Ainda sou do tempo em que se olhava para o catálogo de uma qualquer marca automóvel generalista e se viam viaturas de formatos perfeitamente distintos e demarcados. Tínhamos os carros pequeninos, acessíveis aos menos endinheirados – ou mesmo aos mais, caso houvesse pilim para chegar às respectivas versões mais espigadotas – num segmento B que, ano sim, ano não, decorrente das poupanças de cada um e das aberturas dos bancos a empréstimos a perder de vista, dividia a primazia das preferências do povo lusitano com as propostas do patamar seguinte, o segmento C, abrangendo berlinas e respectivas carrinhas, formato de que Portugal era particularmente fã. Surgiram, depois, os monovolumes (ou “Multi Purpose Vehicles”), que foram conquistando as massas, e depois os seus descendentes SUV, a actual coqueluche do mercado automóvel… que já roça o patamar da loucura, a um quase ponto de “Não tens um SUV!? Ah, então não existes!”.
Originária dos States, mercado que já tinha algo parecido para (quase) tudo o que não fosse um formato automóvel tradicional, incluíam-se nos SUV (ou mini-van) as viaturas visualmente mais bolha, com mais espaço interior, maior altura ao solo e até tracção integral, sigla que apareceria na Europa sob a égide dos “Sport Utility Vehicle”, categoria que combinava as características e capacidades de um modelo familiar, com o espaço de uma carrinha, a versatilidade em estrada/cidade de uma pick-up ou pequeno jipe, associando-lhe algum cunho mais desportivo em alguns casos (outros nem lá perto, mas era bem ser-se SUV), maior visibilidade para o exterior, uma posição de condução mais elevada, etc, etc, propondo-se, assim, o aparente melhor de diferentes e variados mundos. Só que a etiqueta tinha algumas contraindicações que, segundo parece, poucos leram…
Há de tudo e para todos os gostos!
Fruto do imensamente enorme sucesso dos pioneiros da temática MPV – com a Renault à cabeça, marca que tinha feito um estrondoso barulho com os seus monovolumes originais, como a Espace (1984) ou o Twingo (1993) e com praticamente tudo o que lançaria a seguir nesse domínio, na suas diferentes gerações – os demais também quiseram ir atrás do mesmo filão, pelo que o produto foi evoluindo até a um presente em que o catálogo da grande maioria das marcas (senão quase todas) tem um SUV, um crossover, um SUV/crossover ou crossover/SUV, em tamanho mini, compacto, médio, grande e XXL, de visual mais ou menos Racing e/ou recheado, de formato coupé e com motores térmicos ou na também crescente oferta electrificada, seja ela PHEV ou 100% eléctrica.

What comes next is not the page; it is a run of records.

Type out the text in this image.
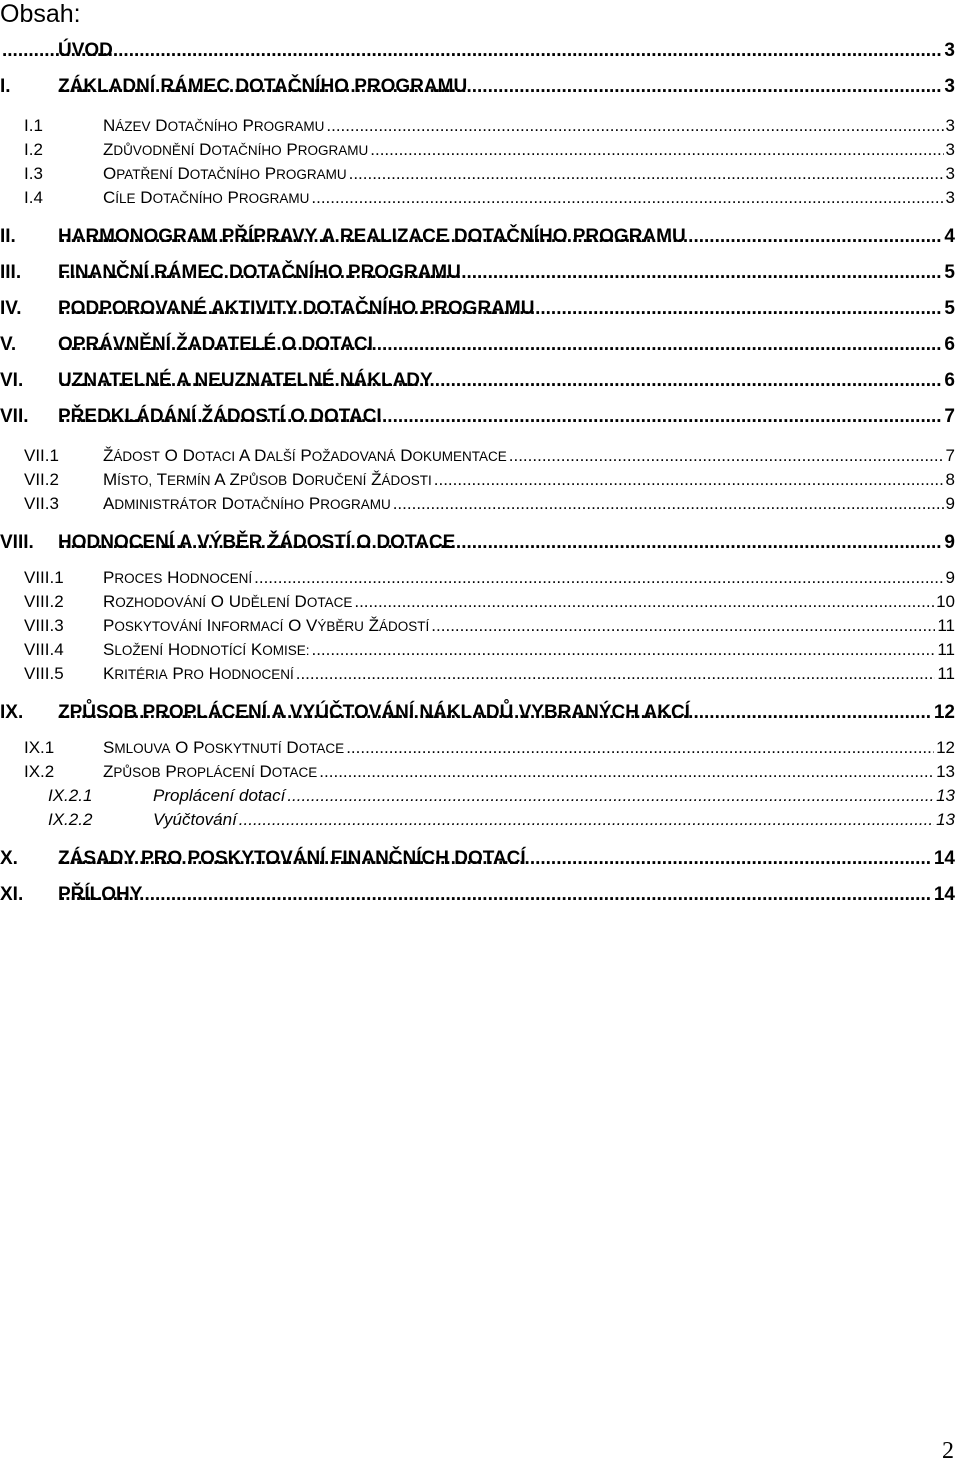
Obsah:
ÚVOD .....	3
I. ZÁKLADNÍ RÁMEC DOTAČNÍHO PROGRAMU .....	3
I.1	NÁZEV DOTAČNÍHO PROGRAMU .....	3
I.2	ZDŮVODNĚNÍ DOTAČNÍHO PROGRAMU .....	3
I.3	OPATŘENÍ DOTAČNÍHO PROGRAMU .....	3
I.4	CÍLE DOTAČNÍHO PROGRAMU .....	3
II. HARMONOGRAM PŘÍPRAVY A REALIZACE DOTAČNÍHO PROGRAMU .....	4
III. FINANČNÍ RÁMEC DOTAČNÍHO PROGRAMU .....	5
IV. PODPOROVANÉ AKTIVITY DOTAČNÍHO PROGRAMU .....	5
V. OPRÁVNĚNÍ ŽADATELÉ O DOTACI .....	6
VI. UZNATELNÉ A NEUZNATELNÉ NÁKLADY .....	6
VII. PŘEDKLÁDÁNÍ ŽÁDOSTÍ O DOTACI .....	7
VII.1	ŽÁDOST O DOTACI A DALŠÍ POŽADOVANÁ DOKUMENTACE .....	7
VII.2	MÍSTO, TERMÍN A ZPŮSOB DORUČENÍ ŽÁDOSTI .....	8
VII.3	ADMINISTRÁTOR DOTAČNÍHO PROGRAMU .....	9
VIII. HODNOCENÍ A VÝBĚR ŽÁDOSTÍ O DOTACE .....	9
VIII.1 PROCES HODNOCENÍ .....	9
VIII.2 ROZHODOVÁNÍ O UDĚLENÍ DOTACE .....	10
VIII.3 POSKYTOVÁNÍ INFORMACÍ O VÝBĚRU ŽÁDOSTÍ .....	11
VIII.4 SLOŽENÍ HODNOTÍCÍ KOMISE: .....	11
VIII.5 KRITÉRIA PRO HODNOCENÍ .....	11
IX. ZPŮSOB PROPLÁCENÍ A VYÚČTOVÁNÍ NÁKLADŮ VYBRANÝCH AKCÍ .....	12
IX.1	SMLOUVA O POSKYTNUTÍ DOTACE .....	12
IX.2	ZPŮSOB PROPLÁCENÍ DOTACE .....	13
IX.2.1	Proplácení dotací .....	13
IX.2.2	Vyúčtování .....	13
X. ZÁSADY PRO POSKYTOVÁNÍ FINANČNÍCH DOTACÍ .....	14
XI. PŘÍLOHY .....	14
2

Isto já para não falar dos leques de preços tão díspares, consoante se olhe para um mais básico, mas bastante competente, Dacia Duster (cerca de € 13.500) ou para o recém-anunciado e ultraluxuoso Lamborghini Urus (PVP na casa dos € 270.000), ou ainda da questão pessoal do gosto, temática tão subjectiva que não vou detalhar.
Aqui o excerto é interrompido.